El asombro moldeó los huesudos rasgos del sacerdote: la boca se le abrió incrédula, sus ojillos oscuros se entrecerraron y tronó colérico:
—¡Lavad vuestra lengua y vuestra alma antes de verter injurias sobre mí! Mi conducta, corazón y pensamientos son leales. ¿Podéis vos decir lo mismo?
—¿Podéis vos explicar por qué en el suelo de vuestra cámara hay una compuerta que conduce por pasadizos a la alcoba de la señora de este castillo?
Omitió la sala circular a propósito, por precaución. Inspeccionó con atención el rostro del hombre, que parecía claramente horrorizado.
—Esa compuerta no puede abrirse. Yo mismo lo comprobé cuando me instalé aquí. Deduje que conduciría a los subterráneos y que estos conducirían al exterior, en caso de asalto.
—Os creo, padre Ambrosio, disculpad nuestra intromisión —se disculpó Guillén—. Comprenderéis nuestras suspicacias: han intentado envenenar a mi esposa, y el culpable huyó por el túnel que acaba en vuestro cuarto.
—Aun así, no hay disculpa posible —sentenció el anciano.
—¿Dónde ha estado todo el día? —inquirió Álvar.

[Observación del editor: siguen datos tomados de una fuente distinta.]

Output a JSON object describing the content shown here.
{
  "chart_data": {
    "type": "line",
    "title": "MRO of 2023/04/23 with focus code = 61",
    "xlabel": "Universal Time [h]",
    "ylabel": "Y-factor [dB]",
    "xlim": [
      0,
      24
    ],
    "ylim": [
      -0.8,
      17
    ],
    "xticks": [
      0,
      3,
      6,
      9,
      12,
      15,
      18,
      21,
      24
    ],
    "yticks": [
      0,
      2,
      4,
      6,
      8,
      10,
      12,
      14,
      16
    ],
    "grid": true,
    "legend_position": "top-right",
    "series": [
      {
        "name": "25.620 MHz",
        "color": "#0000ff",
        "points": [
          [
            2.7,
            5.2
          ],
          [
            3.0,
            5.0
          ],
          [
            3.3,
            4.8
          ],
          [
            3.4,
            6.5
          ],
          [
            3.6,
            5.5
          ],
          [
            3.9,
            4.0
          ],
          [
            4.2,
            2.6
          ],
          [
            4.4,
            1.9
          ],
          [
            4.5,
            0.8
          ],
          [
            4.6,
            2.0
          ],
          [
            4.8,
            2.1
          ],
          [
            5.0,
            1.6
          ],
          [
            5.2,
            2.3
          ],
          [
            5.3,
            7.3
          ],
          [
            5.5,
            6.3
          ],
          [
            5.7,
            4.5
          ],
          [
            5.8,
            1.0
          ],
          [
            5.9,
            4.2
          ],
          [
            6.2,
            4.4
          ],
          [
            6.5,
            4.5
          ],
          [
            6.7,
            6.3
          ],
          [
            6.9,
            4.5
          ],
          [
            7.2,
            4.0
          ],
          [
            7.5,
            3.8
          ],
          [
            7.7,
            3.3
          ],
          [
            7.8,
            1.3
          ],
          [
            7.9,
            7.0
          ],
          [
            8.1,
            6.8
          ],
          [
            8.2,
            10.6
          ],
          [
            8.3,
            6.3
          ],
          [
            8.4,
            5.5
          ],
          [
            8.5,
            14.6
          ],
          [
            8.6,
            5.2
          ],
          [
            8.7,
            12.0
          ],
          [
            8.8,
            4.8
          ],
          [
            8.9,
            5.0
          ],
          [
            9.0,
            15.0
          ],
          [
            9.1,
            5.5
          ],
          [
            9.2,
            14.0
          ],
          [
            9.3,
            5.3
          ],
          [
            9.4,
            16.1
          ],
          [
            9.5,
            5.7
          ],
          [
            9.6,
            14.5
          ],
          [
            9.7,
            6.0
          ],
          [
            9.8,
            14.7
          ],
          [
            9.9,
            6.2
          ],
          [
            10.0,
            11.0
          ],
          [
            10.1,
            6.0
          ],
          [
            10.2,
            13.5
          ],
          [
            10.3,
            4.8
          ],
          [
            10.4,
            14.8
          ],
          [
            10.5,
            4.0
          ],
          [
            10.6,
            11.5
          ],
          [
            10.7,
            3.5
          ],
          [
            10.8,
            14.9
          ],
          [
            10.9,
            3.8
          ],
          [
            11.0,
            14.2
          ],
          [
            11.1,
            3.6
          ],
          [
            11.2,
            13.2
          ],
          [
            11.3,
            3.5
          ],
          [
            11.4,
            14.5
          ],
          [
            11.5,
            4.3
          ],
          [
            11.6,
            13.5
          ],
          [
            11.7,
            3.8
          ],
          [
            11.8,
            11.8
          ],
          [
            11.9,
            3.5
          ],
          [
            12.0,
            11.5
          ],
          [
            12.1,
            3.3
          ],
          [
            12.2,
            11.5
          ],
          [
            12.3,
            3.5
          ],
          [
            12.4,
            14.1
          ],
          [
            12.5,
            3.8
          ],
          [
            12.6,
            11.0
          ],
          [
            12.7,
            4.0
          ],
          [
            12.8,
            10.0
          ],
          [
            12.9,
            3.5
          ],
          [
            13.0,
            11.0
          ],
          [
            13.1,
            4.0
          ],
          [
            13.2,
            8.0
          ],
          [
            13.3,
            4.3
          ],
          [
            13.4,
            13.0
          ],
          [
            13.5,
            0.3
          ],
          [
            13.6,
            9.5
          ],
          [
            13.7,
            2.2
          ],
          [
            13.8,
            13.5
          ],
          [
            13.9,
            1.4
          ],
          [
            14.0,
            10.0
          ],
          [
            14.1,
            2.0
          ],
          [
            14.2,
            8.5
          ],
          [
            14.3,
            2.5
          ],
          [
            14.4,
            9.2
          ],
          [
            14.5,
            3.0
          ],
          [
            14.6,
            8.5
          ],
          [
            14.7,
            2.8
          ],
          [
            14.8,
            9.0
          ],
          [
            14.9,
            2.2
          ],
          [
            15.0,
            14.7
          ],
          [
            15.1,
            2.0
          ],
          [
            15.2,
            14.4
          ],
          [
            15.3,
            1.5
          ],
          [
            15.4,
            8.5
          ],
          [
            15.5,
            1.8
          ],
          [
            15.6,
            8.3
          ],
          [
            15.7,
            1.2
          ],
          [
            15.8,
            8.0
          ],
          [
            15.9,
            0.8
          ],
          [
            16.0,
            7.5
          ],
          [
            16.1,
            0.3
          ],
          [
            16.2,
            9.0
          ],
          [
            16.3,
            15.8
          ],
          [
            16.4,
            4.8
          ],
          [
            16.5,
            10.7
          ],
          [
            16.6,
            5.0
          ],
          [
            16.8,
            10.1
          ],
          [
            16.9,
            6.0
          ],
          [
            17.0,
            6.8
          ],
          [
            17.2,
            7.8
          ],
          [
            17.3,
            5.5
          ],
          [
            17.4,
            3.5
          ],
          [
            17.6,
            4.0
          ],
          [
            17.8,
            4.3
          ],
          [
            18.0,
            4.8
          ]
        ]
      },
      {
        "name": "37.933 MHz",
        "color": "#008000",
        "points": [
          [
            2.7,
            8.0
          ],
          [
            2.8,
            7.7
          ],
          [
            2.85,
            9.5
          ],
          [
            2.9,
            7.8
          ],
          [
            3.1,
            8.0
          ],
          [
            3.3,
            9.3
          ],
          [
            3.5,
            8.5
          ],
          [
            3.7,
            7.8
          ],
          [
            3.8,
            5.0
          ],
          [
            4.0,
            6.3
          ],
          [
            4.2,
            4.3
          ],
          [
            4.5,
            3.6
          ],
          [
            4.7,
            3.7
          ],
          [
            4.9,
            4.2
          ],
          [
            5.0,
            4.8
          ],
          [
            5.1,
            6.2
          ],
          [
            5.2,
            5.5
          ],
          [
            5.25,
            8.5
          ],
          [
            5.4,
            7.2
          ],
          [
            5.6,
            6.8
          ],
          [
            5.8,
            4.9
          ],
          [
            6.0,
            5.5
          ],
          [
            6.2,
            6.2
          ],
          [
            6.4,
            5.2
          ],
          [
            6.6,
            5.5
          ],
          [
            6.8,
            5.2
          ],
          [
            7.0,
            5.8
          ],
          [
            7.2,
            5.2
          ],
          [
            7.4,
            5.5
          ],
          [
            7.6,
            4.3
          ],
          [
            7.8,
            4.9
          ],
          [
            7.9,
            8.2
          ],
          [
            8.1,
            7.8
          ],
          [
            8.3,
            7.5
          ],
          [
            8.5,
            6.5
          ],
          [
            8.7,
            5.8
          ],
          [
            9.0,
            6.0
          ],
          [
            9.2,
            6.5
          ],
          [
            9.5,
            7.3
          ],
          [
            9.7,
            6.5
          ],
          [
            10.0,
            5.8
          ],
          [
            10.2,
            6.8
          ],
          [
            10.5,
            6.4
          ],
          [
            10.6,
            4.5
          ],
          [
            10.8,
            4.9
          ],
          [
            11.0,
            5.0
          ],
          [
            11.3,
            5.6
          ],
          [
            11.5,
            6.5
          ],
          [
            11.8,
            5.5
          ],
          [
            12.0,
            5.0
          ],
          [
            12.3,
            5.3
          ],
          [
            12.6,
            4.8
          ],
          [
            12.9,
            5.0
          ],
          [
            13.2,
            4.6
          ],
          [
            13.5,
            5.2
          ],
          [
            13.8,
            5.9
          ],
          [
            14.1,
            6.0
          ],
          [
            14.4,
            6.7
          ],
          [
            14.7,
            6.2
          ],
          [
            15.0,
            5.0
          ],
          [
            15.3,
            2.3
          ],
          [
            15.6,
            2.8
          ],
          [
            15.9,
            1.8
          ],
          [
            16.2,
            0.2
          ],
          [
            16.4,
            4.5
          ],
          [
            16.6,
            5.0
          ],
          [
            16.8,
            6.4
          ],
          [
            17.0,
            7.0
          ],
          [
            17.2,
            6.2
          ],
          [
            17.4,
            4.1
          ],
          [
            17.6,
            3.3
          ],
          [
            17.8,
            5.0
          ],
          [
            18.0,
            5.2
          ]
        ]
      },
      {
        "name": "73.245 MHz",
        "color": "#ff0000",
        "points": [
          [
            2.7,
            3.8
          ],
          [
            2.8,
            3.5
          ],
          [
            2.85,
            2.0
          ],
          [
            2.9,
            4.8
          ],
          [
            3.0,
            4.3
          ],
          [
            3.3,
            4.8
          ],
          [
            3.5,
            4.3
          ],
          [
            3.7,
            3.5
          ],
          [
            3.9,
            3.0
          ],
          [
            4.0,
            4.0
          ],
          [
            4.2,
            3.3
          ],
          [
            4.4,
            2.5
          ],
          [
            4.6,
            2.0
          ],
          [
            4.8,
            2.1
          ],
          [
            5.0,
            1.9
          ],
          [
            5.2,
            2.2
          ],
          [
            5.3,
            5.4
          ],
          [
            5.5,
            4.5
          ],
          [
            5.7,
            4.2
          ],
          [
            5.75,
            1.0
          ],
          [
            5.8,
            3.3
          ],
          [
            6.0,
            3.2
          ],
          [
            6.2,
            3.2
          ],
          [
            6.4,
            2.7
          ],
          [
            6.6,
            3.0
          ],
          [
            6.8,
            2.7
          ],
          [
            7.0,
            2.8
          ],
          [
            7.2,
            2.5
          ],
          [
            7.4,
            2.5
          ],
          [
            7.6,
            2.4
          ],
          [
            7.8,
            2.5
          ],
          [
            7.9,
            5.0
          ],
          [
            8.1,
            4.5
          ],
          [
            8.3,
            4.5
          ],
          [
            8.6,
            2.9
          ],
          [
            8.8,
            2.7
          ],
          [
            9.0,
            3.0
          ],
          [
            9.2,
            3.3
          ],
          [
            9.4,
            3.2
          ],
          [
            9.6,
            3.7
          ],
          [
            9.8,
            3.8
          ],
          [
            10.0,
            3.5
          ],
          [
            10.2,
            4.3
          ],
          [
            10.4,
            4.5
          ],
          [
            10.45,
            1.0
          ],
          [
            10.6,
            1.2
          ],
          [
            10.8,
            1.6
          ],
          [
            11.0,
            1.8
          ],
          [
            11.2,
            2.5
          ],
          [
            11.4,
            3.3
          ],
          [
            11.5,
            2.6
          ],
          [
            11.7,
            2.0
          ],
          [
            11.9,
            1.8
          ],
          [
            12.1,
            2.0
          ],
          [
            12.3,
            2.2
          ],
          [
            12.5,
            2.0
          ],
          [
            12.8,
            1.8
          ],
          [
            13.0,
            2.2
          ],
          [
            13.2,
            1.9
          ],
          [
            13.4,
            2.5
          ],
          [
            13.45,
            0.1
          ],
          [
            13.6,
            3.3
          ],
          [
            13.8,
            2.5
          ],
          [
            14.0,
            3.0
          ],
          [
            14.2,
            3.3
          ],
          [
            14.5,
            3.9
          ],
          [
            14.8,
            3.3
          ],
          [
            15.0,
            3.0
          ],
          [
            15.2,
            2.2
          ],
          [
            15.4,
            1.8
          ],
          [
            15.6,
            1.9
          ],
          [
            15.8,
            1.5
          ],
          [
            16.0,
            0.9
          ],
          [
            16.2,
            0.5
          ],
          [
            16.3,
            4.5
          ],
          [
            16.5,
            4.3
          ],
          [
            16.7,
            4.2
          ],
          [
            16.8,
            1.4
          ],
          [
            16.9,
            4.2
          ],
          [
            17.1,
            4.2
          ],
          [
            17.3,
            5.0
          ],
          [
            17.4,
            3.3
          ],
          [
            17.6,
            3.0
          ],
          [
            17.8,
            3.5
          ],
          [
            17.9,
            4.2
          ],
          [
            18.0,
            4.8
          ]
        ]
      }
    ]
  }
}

Ambrosio frunció los labios con desagrado y se cruzó de brazos. La tensión lo envaró.
—Estuve frente al altar mayor, pues rezaba por nuestra salvación —rezongó con altanería.
—¿Y no vio a nadie, no escuchó nada? —continuó con recelo.
—Inmerso en mi fervor, me alejo de lo mundano, recito mis letanías sin prestar oídos al exterior. Fuera, el sonido de la guerra y la desolación me obliga a usar la meditación para evadirme y concentrarme en mi súplica al Altísimo. Comprendo que no entendáis de lo que hablo.
Álvar supo que nada sacaría de ese hombre; se encogió de hombros, enfundó de nuevo la espada y recorrió con la mirada el altar.
—Tenéis razón, padre, no entiendo de lo que habláis, como no creo lo que decís —concluyó—. Pero os aseguro que vigilaré de cerca la supuesta lealtad de vuestro corazón, conducta y pensamiento.
Y se encaminó a la salida, ansioso por regresar con Jimena.